Freediving with Whale Sharks
My feet, mounted in Cressi fins dangle over the edge of the boat, while I scan the blue for movement, desperate for any sighting of the creature that has lured us to the remote and rugged Mafia Island, 95 miles off the coast of Dar es Salaam. “There!” yells the spotter, pointing ahead. The boat accelerates and delivers us to a colossal gaping mouth breaching the water’s surface and shark fins, constantly emerging from the surface, giving a misleadingly small impression of the fish’s overwhelming size.
“Go! Go! Go! Now!” the spotter commands. The six of us slither off the boat’s platform into the chill of the turgid gray-green waters of the Indian Ocean. For a moment I don’t see anything, except bubbles and turquoise, then a mouth, wide enough to swallow a human whole, emerges from the blue, agape and headed straight at me. I scramble to get out of the way and the whale shark alters course gliding gracefully past with massive flaring gill slits and an enormous dinosaur-like tail fin, rhythmically swaying in the luminescent surface water.
Relatively little is known about whale sharks. What we do know is that they are the largest fish in existence, weighing as much as 20 tons, and growing to more than 14 meters (45 feet) in length. The whale shark is named not only for its enormous size but also its diet. Like whales, they are filter feeders. They swim with their mouths hanging open, closing it to create suction, while they direct huge volumes of water across 20 fleshy sieve-like structures in their throats. As the water escapes through the gills, the spongy filter pads catch fish eggs and billions of microscopic zooplankton.

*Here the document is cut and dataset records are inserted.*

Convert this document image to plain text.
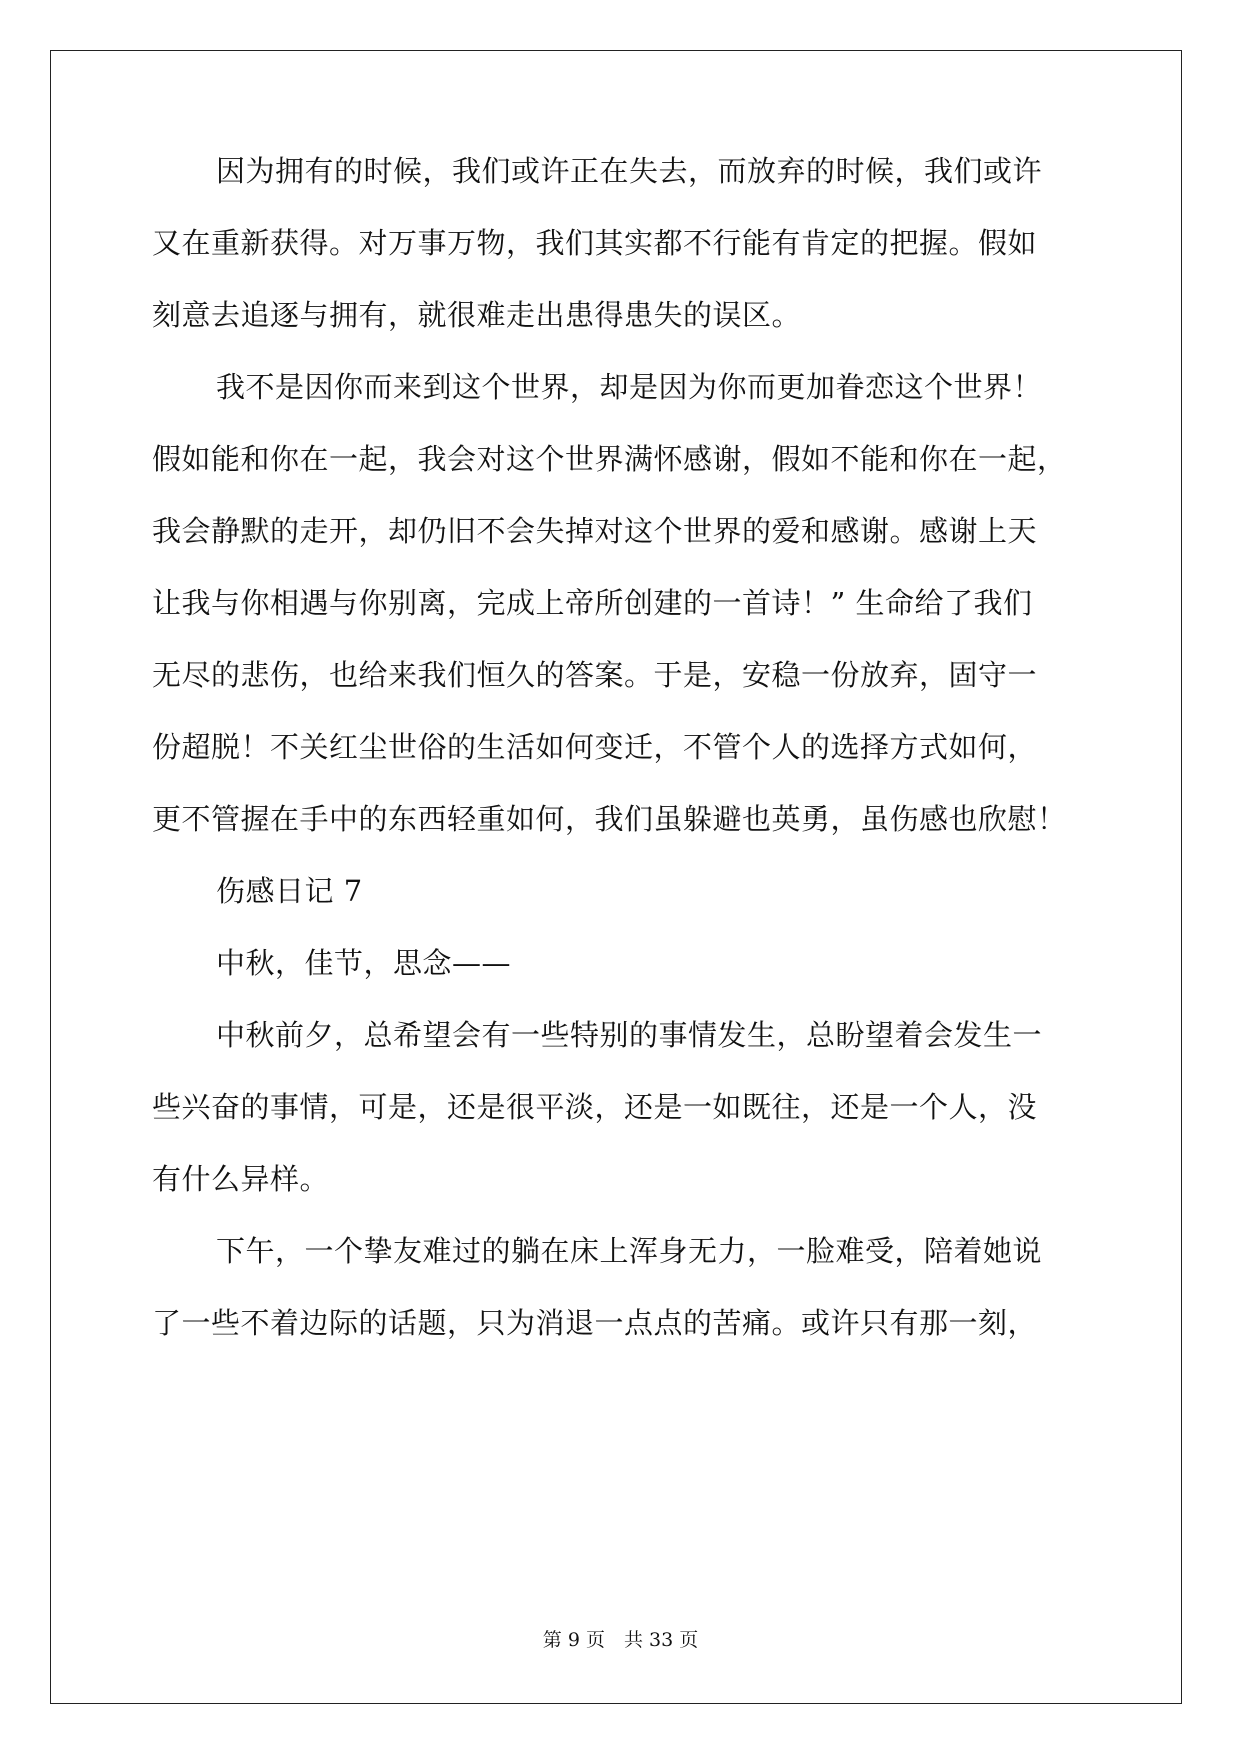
因为拥有的时候，我们或许正在失去，而放弃的时候，我们或许
又在重新获得。对万事万物，我们其实都不行能有肯定的把握。假如
刻意去追逐与拥有，就很难走出患得患失的误区。
我不是因你而来到这个世界，却是因为你而更加眷恋这个世界！
假如能和你在一起，我会对这个世界满怀感谢，假如不能和你在一起，
我会静默的走开，却仍旧不会失掉对这个世界的爱和感谢。感谢上天
让我与你相遇与你别离，完成上帝所创建的一首诗！” 生命给了我们
无尽的悲伤，也给来我们恒久的答案。于是，安稳一份放弃，固守一
份超脱！不关红尘世俗的生活如何变迁，不管个人的选择方式如何，
更不管握在手中的东西轻重如何，我们虽躲避也英勇，虽伤感也欣慰！
伤感日记 7
中秋，佳节，思念——
中秋前夕，总希望会有一些特别的事情发生，总盼望着会发生一
些兴奋的事情，可是，还是很平淡，还是一如既往，还是一个人，没
有什么异样。
下午，一个挚友难过的躺在床上浑身无力，一脸难受，陪着她说
了一些不着边际的话题，只为消退一点点的苦痛。或许只有那一刻，
第 9 页　共 33 页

The whale shark sinks elusively into the pelagic obscurity from which it had emerged, and despite being winded from the swim on the surface, I draw a big breath in and free-dive down toward the hulking silhouette. I approach the mid-section of the majestic fish listlessly swimming along, and feel dwarfed by his size. The fish’s beauty is memorizing. An abundance of splattered white spots and faint black stripes decorates its charcoal skin like hazy clusters in the evening sky.
I kick hard and fast to keep up pace, in efforts not to wind up in the perilous path of the tail fin. Like a shark, the whale shark has cartilage rather than bone for a skeleton, which makes for an exceptionally strong and flexible tail fin, so massive that it can inadvertently slap a human like a fly swatter a fly.
I make my way towards the broad flattened head of the elusive creature, with the world of sky and air afar, and aim the camera at one of the protruding black eyes. Suddenly the ‘gentile giant’ stops and I notice him gazing at me fondly. I feel a thrill of awe for it’s just him and I, paused on the edge of a huge ocean.
He remains still as I film him, paving the way for me, and eventually the rest of the world, to drop in on his life, to experience it, rather than remaining on the surface looking in. For that moment time stopped; sound was muted and I was left with an overwhelming feeling of tranquility.